Opinion: The young man outside the reggae club was trying my patience. On he droned, bragging about the great weed he was getting on prescription, and even about how many prescriptions he had had. All the top businesspeople were into cannabis, he reckoned, “and it’s all legal!”
He didn’t realise he was trying to impress someone who had once flown to Wellington to make a select committee submission on the Misuse of Drugs (Medicinal Cannabis) Amendment Bill 2018, which established the Medicinal Cannabis Scheme that facilitated his expensive hobby. Someone who recognised him as in some respects an archetypal medicinal cannabis patient in 2024.
I knew this because I’d had an early look at the data in a recent New Zealand Medical Journal article by Marta Rychert and Chris Wilkins of Massey University, which described “six emerging trends” in the scheme.
With some canny use of the Official Information Act, they were able to draw a picture of who is using the scheme. The demographic receiving most prescriptions – more than 35,000 – in the year to April was 30-39 years, and twice as many were men as women.
Several trends have a bearing on those figures. One is that dried cannabis flower products have now met the scheme’s “minimum quality standards” and constitute the majority of products available for prescription. Another is the rise of the specialist cannabis clinic.
The original legislation was a sincere attempt to place cannabis medicines within the existing prescribing framework. Product standards would be as high as those for any pharmaceutical medicine – to an extent that has made it difficult to impossible to produce compliant products – and discretion over prescribing would rest with doctors.
But most GPs have not been comfortable prescribing cannabis, so most scripts are written by doctors at specialist clinics. The authors characterise this as the “privatisation of prescribing”, which seems an odd description: GPs also operate privately. But no one goes to a cannabis clinic to discuss any other therapeutic option than cannabis.
Missing from this system are many of the elements of the hypercautious bill to legalise and regulate cannabis that narrowly failed to gain a majority in the 2020 referendum. There is no ban on vertical integration in the industry. Medicinal cannabis patients can consume in public. Prescription cannabis flower is typically 20-25% THC; the referendum bill would have limited potency to 15%. For all that, it is difficult to perceive any widespread negative effects of the scheme, on individuals or society.

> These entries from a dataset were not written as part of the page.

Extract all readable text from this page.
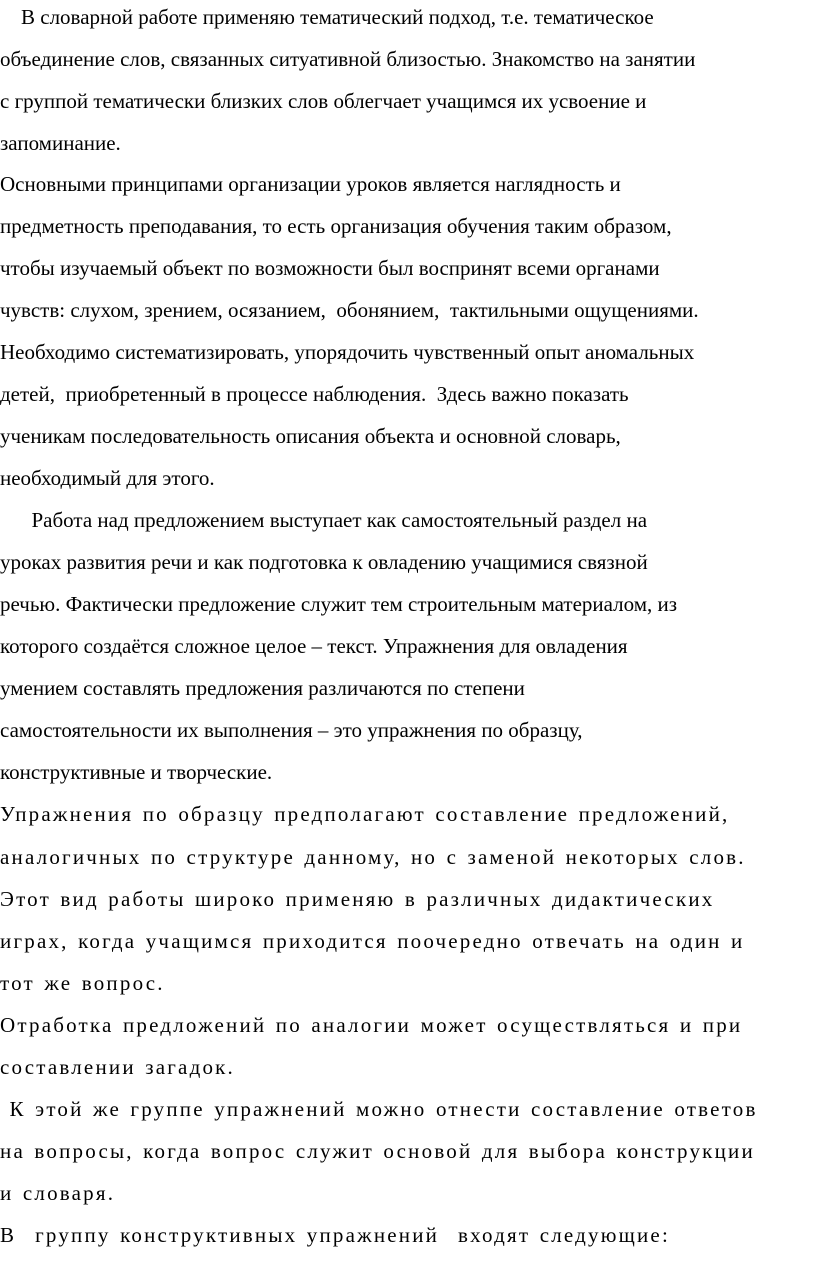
В словарной работе применяю тематический подход, т.е. тематическое
объединение слов, связанных ситуативной близостью. Знакомство на занятии
с группой тематически близких слов облегчает учащимся их усвоение и
запоминание.
Основными принципами организации уроков является наглядность и
предметность преподавания, то есть организация обучения таким образом,
чтобы изучаемый объект по возможности был воспринят всеми органами
чувств: слухом, зрением, осязанием,  обонянием,  тактильными ощущениями.
Необходимо систематизировать, упорядочить чувственный опыт аномальных
детей,  приобретенный в процессе наблюдения.  Здесь важно показать
ученикам последовательность описания объекта и основной словарь,
необходимый для этого.
Работа над предложением выступает как самостоятельный раздел на
уроках развития речи и как подготовка к овладению учащимися связной
речью. Фактически предложение служит тем строительным материалом, из
которого создаётся сложное целое – текст. Упражнения для овладения
умением составлять предложения различаются по степени
самостоятельности их выполнения – это упражнения по образцу,
конструктивные и творческие.
Упражнения по образцу предполагают составление предложений,
аналогичных по структуре данному, но с заменой некоторых слов.
Этот вид работы широко применяю в различных дидактических
играх, когда учащимся приходится поочередно отвечать на один и
тот же вопрос.
Отработка предложений по аналогии может осуществляться и при
составлении загадок.
К этой же группе упражнений можно отнести составление ответов
на вопросы, когда вопрос служит основой для выбора конструкции
и словаря.
В  группу конструктивных упражнений  входят следующие:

I don’t doubt that medicinal cannabis users derive therapeutic benefit – I am one, and I genuinely do. But I also enjoy my medicine, somewhere on what the authors describe as the “blurred boundary between therapeutic and recreational cannabis use”. The problem, really, is that we have drifted into a two-tier system where one group has safe, legal access to cannabis and everyone else is a criminal.
Such inequities “disproportionately affect Māori and those on lower incomes”, say the authors, and they become particularly odious in a situation where a cancer patient who can’t afford to go to a clinic or buy a $700 vaporiser can be prosecuted for growing a couple of plants. The article proposes an extension of the “palliative exemption”, which provides a defence for someone with a life-limiting condition to use cannabis, so that friends and family who grow or provide it for them are not criminalised.
That would be a decent idea. But in the end, we will decide, as Canada did, that a properly-regulated cannabis market needs to extend beyond the pharmaceutical system to be fair. My annoying white-collar interlocutor outside the club should be able to spend his money as he wishes. We just shouldn’t privilege him.